Jesus sat down opposite the treasury, and watched the crowd putting money into the treasury. Many rich people put in large sums. A poor widow came and put in two small copper coins, which are worth a penny. Then he called his disciples and said to them, “Truly I tell you, this poor widow has put in more than all those who are contributing to the treasury. For all of them have contributed out of their abundance; but she out of her poverty has put in everything she had, all she had to live on.”
—Mark 12:41-44

All of the classic spiritual guides tell us that there are two essentials in the spiritual life. They speak of a two-sided positive and negative bipolarity. Jesus called these two essentials "prayer and fasting." The spiritual literature speaks of "detachment and attachment," "mortification and aspiration," "discipline and desire," "death and resurrection."

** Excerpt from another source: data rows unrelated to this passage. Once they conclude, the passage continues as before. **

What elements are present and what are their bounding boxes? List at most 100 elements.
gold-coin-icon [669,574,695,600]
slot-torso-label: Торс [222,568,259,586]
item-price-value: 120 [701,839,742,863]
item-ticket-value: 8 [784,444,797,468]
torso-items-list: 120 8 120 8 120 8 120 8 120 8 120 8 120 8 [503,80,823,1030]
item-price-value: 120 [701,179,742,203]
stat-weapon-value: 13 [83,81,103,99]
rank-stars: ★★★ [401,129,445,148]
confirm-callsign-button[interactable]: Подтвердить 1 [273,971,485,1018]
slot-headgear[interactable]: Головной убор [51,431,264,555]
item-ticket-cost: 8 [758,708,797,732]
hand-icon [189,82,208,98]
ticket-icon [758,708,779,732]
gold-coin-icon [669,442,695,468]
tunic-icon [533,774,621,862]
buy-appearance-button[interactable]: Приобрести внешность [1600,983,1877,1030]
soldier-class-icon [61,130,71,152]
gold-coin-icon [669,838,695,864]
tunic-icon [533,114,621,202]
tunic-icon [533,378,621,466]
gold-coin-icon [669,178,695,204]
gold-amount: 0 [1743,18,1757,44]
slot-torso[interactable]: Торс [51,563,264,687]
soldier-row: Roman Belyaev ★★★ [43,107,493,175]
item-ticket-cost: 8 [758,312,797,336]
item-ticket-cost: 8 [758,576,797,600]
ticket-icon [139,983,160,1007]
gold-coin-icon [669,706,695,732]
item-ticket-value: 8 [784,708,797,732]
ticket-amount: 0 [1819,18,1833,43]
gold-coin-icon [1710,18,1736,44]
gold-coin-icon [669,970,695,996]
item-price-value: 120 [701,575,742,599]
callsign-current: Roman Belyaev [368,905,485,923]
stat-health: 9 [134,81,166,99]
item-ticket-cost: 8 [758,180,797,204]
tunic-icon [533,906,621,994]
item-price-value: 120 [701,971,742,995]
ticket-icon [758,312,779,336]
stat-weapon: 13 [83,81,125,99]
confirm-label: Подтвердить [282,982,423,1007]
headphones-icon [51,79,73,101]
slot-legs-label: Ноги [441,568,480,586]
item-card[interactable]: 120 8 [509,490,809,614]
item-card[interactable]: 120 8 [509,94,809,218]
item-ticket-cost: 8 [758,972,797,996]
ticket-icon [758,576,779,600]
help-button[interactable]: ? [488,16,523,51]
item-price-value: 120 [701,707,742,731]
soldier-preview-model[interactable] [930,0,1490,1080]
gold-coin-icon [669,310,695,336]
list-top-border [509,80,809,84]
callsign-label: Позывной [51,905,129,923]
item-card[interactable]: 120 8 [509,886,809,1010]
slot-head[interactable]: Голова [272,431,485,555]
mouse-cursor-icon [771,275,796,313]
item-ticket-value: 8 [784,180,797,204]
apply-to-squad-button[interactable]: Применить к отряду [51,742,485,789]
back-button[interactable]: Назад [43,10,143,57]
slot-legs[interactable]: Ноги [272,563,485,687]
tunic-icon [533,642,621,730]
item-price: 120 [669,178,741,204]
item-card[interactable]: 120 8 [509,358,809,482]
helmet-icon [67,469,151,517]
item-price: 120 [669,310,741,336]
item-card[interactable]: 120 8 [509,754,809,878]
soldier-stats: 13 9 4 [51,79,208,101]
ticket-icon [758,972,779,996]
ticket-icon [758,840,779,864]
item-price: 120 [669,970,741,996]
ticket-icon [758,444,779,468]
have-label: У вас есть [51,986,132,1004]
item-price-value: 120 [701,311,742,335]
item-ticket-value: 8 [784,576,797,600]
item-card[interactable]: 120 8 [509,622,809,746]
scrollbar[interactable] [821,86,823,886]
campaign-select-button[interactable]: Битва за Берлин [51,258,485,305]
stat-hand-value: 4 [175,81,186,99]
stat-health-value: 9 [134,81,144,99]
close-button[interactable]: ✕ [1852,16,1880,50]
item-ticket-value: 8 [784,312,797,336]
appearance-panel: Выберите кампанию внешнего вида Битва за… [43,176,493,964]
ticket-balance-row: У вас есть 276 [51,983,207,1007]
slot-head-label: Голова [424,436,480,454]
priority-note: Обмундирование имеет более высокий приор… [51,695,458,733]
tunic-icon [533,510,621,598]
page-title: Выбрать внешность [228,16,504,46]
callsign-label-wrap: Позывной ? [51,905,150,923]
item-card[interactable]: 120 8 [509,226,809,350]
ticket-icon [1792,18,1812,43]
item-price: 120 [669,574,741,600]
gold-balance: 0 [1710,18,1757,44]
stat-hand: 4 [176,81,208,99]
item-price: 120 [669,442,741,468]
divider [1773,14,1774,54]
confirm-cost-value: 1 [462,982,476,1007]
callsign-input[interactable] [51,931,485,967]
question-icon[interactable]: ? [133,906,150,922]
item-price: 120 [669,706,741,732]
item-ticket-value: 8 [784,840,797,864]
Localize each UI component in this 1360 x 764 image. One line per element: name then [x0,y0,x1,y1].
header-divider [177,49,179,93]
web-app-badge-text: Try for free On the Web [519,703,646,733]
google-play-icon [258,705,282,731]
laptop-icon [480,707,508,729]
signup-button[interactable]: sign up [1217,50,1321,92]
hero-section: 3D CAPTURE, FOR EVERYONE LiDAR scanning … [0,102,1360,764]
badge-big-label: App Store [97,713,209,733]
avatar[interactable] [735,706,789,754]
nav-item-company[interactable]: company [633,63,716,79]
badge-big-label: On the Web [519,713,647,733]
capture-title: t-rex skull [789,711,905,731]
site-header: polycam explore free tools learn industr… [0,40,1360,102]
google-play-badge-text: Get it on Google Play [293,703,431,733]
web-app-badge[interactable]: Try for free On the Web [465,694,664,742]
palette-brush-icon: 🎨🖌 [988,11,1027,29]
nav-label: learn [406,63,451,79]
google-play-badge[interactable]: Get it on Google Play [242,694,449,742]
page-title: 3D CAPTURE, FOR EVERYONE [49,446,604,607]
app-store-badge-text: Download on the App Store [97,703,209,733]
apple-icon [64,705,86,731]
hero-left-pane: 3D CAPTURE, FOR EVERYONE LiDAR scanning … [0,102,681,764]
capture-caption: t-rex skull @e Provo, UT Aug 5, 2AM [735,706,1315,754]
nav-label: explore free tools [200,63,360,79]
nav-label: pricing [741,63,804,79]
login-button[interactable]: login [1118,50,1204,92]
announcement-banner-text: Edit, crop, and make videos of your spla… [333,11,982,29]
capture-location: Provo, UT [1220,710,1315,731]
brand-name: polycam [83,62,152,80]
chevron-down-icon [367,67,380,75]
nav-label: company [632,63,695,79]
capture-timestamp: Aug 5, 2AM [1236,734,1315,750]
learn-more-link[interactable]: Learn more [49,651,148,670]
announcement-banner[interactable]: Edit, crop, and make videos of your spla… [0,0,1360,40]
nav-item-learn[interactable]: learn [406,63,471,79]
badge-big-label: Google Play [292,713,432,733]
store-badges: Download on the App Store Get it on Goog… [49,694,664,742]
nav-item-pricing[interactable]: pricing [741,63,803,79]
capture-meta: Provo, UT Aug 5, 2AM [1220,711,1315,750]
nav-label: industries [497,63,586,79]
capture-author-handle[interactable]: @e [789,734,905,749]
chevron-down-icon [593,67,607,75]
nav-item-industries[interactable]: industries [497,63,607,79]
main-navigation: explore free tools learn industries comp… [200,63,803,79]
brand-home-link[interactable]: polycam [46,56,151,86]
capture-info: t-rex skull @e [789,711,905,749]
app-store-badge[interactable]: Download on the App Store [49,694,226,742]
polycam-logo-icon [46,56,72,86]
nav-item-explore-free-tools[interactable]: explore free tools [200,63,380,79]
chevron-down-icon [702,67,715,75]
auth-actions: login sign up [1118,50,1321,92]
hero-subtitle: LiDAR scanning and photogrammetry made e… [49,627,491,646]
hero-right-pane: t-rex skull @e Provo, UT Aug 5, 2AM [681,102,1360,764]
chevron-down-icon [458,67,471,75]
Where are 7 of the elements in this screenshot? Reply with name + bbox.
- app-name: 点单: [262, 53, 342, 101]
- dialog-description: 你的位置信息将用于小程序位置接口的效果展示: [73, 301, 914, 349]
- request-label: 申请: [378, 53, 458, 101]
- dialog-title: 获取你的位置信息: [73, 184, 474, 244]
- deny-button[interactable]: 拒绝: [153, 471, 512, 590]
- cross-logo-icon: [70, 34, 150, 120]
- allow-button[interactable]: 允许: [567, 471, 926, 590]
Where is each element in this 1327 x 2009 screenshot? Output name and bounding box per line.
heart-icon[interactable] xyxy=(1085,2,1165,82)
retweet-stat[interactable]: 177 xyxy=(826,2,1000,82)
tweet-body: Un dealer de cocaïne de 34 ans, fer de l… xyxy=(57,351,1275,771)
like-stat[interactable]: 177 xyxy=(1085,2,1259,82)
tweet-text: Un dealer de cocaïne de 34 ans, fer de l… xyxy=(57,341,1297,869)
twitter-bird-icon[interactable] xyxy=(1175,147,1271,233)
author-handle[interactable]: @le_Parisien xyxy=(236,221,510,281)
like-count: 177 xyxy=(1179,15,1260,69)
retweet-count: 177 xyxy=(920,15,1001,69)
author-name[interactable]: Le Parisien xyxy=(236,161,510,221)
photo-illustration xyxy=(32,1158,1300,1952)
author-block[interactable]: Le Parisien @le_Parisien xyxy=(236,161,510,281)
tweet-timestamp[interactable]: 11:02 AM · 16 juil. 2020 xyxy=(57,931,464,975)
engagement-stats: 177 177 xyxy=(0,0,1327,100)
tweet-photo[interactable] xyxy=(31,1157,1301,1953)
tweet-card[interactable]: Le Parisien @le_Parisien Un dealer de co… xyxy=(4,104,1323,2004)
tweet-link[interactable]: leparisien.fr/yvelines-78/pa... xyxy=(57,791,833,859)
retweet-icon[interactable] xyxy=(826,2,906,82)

The mystical tradition of the spiritual journey speaks of coming out of bondage in Egypt, through the wilderness, into the Promised Land. In one scene Jesus tells his followers to take up their journey into the Kingdom of God with an empty knapsack.

Old-fashioned, traditional spiritual directors are less likely to ask, "How are you doing in your prayer life?" and more likely to inquire, "How are you doing in such things as penitence, humility, discipline, obedience, detachment and simplicity?”

Under the theory that you've got to pour out the dirty water before the bottle can be filled with the clean, they'll emphasize that we are rich in proportion to the things we can do without. Traditional spirituality knows we are free when it really doesn't matter to us whether we have, or are in want.

You know some of the sayings of Jesus: "Sell all and follow me. Whoever loses your life for my sake will find it. No one can serve two masters, God and wealth. It is as difficult for a rich man to enter the kingdom of heaven as for a camel to go through the eye of a needle. Everyone who has left houses or brothers or sisters or father or mother or children or fields, for my name's sake, will receive a hundred-fold. Blessed are the poor."

Familiar stuff isn't it? And distressing. Something seems to shout inside us—surely God doesn't expect us to give up everything in order to embrace Christ? There is such a contrast between the message of the Gospel and the message of the culture.

Expand my trust, O God, that I may let go of everything except you, and then embrace life gently, without attachment and possessiveness, trusting you simply and humbly to grant whatever may be necessary, through Jesus Christ our Lord. Amen.